Who the hell knows at this point? The main method of fighting Trump is to ensure that everyone — the press, Senators, Congresspersons, local officials — understand what impact his actions have on regular people and speak out strongly.  The goal: embarrass them.  No politician or government official likes to be embarrassed, and Trump’s crew generally has pretty thin skins.

Advice for federal employees: lay low for now, but safely let trusted people on the outside know what’s going on inside your agency.

And finally, on a not unrelated note:

A declassified World War II-era government guide to “simple sabotage” is currently one of the most popular open source books on the internet. The book, called “Simple Sabotage Field Manual,” was declassified in 2008 by the CIA and “describes ways to train normal people to be purposefully annoying telephone operators, dysfunctional train conductors, befuddling middle managers, blundering factory workers, unruly movie theater patrons, and so on. In other words, teaching people to do their jobs badly.”

Over the last week, the guide has surged to become the 5th-most-accessed book on Project Gutenberg, an open source repository of free and public domain ebooks. It is also the fifth most popular ebook on the site over the last 30 days, having been accessed nearly 60,000 times over the last month.

I’m not sure if I’d recommend that OSHA employees do their job badly — unless that “job” is actively dismantling protections that keep workers alive and healty.

Stay tuned and watch this space.

 

 

 

3 thoughts on “Something Wicked This Way Comes: Trump, Feds and Workplace Safety”
  1. Excellent post Jordan. Unfortunately this buffoon has the backing of all the spineless people we’ve elected as well as those who drank the kool-aid. A sad state we are in. Thank you for your tireless work.
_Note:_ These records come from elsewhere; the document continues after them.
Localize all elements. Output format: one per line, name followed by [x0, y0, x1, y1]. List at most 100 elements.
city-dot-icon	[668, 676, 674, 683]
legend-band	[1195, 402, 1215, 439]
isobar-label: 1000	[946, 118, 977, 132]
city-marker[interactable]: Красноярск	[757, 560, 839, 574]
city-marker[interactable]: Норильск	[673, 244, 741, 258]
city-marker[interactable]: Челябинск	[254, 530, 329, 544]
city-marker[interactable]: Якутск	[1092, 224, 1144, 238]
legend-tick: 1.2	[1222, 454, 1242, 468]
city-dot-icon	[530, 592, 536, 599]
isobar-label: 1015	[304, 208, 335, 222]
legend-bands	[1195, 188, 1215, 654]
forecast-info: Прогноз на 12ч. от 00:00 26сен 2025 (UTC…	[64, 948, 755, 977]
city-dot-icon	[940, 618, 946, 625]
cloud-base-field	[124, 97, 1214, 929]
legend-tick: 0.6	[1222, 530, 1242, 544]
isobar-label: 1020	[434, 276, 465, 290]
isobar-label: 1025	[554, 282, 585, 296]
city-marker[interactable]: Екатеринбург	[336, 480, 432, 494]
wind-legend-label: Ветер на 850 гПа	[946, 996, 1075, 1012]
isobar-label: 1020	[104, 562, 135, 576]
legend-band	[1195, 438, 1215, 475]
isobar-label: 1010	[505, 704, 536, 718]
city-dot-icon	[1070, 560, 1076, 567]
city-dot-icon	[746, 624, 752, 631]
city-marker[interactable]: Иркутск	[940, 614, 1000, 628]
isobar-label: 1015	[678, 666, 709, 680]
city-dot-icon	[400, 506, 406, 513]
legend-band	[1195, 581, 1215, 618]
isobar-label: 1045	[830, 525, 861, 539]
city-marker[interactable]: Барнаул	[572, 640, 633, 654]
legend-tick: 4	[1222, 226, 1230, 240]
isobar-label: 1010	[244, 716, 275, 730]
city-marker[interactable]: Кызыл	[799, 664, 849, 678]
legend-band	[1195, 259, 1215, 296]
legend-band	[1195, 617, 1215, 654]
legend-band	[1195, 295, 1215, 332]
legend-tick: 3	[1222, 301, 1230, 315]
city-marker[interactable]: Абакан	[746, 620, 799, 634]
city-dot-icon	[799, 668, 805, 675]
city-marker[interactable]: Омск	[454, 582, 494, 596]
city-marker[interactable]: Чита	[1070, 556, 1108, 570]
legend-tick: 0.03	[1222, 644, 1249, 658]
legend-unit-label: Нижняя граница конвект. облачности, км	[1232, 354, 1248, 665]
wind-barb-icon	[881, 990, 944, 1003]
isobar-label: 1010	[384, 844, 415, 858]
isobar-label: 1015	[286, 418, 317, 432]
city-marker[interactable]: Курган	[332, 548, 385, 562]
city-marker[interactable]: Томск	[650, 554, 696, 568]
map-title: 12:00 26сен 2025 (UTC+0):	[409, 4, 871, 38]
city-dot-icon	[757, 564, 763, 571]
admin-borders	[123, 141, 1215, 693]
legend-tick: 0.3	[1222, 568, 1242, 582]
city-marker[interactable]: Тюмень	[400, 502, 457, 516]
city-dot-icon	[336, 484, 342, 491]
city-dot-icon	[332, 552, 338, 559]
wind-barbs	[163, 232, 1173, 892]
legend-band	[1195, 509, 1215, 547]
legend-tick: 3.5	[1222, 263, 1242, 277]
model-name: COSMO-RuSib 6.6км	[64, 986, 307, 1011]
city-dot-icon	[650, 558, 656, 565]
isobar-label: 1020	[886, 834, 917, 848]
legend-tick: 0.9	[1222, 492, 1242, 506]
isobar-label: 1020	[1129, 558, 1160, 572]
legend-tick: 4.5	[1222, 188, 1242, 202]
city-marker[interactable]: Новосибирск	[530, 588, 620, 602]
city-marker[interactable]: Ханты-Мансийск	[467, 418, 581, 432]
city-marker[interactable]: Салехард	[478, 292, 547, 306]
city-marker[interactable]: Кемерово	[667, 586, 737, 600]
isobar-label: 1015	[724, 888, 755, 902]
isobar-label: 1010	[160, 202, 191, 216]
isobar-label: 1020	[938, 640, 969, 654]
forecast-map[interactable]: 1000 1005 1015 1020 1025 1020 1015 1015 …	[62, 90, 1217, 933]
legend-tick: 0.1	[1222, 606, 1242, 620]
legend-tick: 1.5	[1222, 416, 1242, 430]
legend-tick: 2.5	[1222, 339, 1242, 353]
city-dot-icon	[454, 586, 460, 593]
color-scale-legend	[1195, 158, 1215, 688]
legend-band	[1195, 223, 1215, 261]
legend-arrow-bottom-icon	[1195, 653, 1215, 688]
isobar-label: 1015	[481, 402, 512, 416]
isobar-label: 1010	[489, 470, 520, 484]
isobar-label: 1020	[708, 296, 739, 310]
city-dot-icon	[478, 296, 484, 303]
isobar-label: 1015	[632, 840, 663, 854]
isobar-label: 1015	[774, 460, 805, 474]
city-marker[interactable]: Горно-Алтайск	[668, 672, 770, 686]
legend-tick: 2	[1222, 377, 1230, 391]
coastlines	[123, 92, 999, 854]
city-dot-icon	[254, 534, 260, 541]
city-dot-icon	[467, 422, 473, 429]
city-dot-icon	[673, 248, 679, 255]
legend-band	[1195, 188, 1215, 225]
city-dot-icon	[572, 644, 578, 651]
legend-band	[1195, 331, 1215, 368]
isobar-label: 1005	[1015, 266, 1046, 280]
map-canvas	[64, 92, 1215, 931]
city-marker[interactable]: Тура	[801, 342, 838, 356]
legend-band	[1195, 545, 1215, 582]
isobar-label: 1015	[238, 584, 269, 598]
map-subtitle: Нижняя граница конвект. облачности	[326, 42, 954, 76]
  2. Maybe if the federal employees who are concerned about their jobs would comment on the value that they or their department present to the public the response would be different. When someone’s only comment is “my job is guaranteed, you can’t fire me” no one really sympathizes with that. Even if someone said, “Yes I’m just another cog in the wheel, but my department does —– and we think it’s really important”. Even the conservatives would think twice about firing them.